From Aug. 30, 2019, to March 20, 2020, enrolled patients were randomly assigned to receive once-weekly subcutaneous injections of tirzepatide, 5 mg (n=116), 10 mg (n=119), or 15 mg (n=120), or volume-matched placebo (n=120) over 40 weeks. All patients receiving tirzepatide began at a dosage of 2.5 mg/wk, which was increased by 2.5 mg every four weeks until the assigned dosage was achieved. Follow-up was completed on Jan. 13, 2021. The trial's primary end point was mean change from baseline in HbA1c level at week 40. Key secondary end points included mean change in body weight and percentage of patients achieving prespecified HbA1c levels. The results of the trial, which was funded by Eli Lilly and Company, were published online Feb. 8 by JAMA.
Overall, 475 patients were randomly assigned to a treatment group. Forty-four percent were women, the mean age was 60.6 years, the mean body mass index was 33 kg/m2, and the mean HbA1c level was 8.31%. Four hundred fifty-one patients (94.5%) completed the trial, and 424 (89.3%) completed the study treatment. Ten percent of the 5-mg tirzepatide group, 12% of the 10-mg tirzepatide group, 18% of the 15-mg tirzepatide group, and 3% of the placebo group discontinued the trial early.

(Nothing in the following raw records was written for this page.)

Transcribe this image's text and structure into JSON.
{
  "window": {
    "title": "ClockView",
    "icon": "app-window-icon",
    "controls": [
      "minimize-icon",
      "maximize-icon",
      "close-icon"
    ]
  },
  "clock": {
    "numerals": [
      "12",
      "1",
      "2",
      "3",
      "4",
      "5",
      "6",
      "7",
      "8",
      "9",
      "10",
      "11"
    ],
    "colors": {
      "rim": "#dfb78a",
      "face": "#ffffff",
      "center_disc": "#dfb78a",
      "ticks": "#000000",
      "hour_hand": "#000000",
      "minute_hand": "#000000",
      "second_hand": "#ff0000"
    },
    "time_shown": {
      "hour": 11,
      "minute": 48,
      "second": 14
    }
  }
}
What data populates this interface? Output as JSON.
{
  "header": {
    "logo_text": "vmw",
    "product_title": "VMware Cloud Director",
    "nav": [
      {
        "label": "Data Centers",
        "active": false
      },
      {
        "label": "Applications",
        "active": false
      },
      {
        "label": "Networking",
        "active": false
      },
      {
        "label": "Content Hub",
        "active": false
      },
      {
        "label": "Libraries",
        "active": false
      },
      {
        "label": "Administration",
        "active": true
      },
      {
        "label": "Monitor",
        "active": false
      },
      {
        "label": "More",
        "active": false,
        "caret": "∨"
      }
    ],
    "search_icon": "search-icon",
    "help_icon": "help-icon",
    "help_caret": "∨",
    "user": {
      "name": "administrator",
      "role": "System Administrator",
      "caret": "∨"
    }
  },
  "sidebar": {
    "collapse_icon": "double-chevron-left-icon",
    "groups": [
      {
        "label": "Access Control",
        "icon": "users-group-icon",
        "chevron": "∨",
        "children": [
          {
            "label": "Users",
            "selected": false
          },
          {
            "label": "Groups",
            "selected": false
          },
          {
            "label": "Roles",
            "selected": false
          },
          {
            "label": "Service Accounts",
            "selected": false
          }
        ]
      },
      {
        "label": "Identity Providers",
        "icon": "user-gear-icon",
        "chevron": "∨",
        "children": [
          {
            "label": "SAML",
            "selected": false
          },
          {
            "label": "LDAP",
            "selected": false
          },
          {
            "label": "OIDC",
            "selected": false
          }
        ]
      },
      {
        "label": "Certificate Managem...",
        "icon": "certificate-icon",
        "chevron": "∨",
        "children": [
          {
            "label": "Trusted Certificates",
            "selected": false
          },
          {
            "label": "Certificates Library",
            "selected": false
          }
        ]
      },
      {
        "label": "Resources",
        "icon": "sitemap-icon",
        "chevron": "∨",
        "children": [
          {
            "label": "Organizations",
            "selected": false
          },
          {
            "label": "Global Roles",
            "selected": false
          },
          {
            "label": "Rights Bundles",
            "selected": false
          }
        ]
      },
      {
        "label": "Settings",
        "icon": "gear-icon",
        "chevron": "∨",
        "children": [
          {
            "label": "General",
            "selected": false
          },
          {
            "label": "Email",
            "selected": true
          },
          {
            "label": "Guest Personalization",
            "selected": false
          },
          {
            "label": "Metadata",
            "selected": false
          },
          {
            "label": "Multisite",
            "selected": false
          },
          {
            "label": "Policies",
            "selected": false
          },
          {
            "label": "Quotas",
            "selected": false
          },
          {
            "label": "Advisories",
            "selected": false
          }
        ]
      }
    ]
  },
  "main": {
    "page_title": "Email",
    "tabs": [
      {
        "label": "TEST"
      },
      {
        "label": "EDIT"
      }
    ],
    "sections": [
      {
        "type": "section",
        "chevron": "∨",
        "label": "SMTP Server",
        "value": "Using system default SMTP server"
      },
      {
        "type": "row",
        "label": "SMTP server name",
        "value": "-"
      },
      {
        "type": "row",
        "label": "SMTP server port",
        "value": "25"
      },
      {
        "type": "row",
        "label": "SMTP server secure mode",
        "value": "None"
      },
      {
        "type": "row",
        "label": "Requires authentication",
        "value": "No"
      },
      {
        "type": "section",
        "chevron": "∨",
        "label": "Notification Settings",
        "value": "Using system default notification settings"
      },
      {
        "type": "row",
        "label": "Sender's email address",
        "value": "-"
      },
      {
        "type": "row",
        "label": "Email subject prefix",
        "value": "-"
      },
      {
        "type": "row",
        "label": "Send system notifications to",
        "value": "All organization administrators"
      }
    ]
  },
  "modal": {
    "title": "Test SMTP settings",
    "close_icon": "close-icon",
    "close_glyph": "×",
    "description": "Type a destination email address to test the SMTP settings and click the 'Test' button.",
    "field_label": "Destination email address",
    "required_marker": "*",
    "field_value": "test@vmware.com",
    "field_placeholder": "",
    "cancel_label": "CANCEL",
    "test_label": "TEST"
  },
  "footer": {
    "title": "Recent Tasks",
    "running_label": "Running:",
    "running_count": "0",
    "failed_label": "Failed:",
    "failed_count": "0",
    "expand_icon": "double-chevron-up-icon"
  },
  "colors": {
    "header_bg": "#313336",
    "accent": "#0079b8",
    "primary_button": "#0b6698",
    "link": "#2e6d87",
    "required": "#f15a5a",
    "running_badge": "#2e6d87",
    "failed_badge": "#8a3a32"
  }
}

The mean change in HbA1c level from baseline was −2.11% in the 5-mg tirzepatide group, −2.40% in the 10-mg tirzepatide group, and −2.34% in the 15-mg tirzepatide group versus −0.86% with placebo (difference vs. placebo, −1.24% [95% CI, −1.48% to −1.01%], −1.53% [97.5% CI, −1.80% to −1.27%], and −1.47% [97.5% CI, −1.75% to −1.20%], respectively; P<0.001 for all comparisons). Mean change in body weight was −5.4 kg in the 5-mg group, −7.5 kg in the 10-mg group, −8.8 kg in the 15-mg group, and 1.6 kg in the placebo group (difference vs. placebo, −7.1 kg [95% CI, −8.7 to −5.4 kg], −9.1 kg [95% CI, −10.7 to −7.5 kg], and −10.5 kg [95% CI, −12.1 to −8.8 kg]; P<0.001 for all comparisons).
Patients treated with tirzepatide were more likely than those treated with placebo to have an HbA1c level below 7% (85% to 90% vs. 34%; P<0.001 for all comparisons). Diarrhea (12% to 21% vs. 10%) and nausea (13% to 18% vs. 3%) were the most common adverse events related to treatment.
The researchers noted that the study patients were receiving insulin glargine with or without metformin and that the results may not be generalizable to those taking other oral antihyperglycemic medications, among other limitations. They concluded that in patients with type 2 diabetes and poor glycemic control with insulin glargine, subcutaneous tirzepatide once weekly yielded statistically significant improvements in glycemic control after 40 weeks versus placebo.
An accompanying editorial noted that there was little difference in change from baseline in HbA1c or weight loss with 10 mg versus 15 mg of tirzepatide and called for future studies to clarify the existence of a dose-response effect. The editorial also pointed out that only 1.3% of the study participants self-identified as Black or African American. The author noted that the current trial addressed tirzepatide's efficacy as an add-on to insulin glargine but did not answer questions about its generalizability and effectiveness in different groups of patients, notably those with complications or comorbid chronic diseases. In addition, he wrote, it did not compare tirzepatide with other treatments and did not examine reductions in insulin or comparative risks of adverse effects.
“Thus, even though the results of this investigation are important for demonstrating the potential clinical benefit of this dual glucose-dependent insulinotropic polypeptide and [glucagon-like peptide]-1 receptor agonist, and may help to advance the goal of achieving US Food and Drug Administration approval, the study may leave clinicians uncertain about when and how to best use tirzepatide to improve clinical outcomes for patients with type 2 diabetes,” the editorial concluded.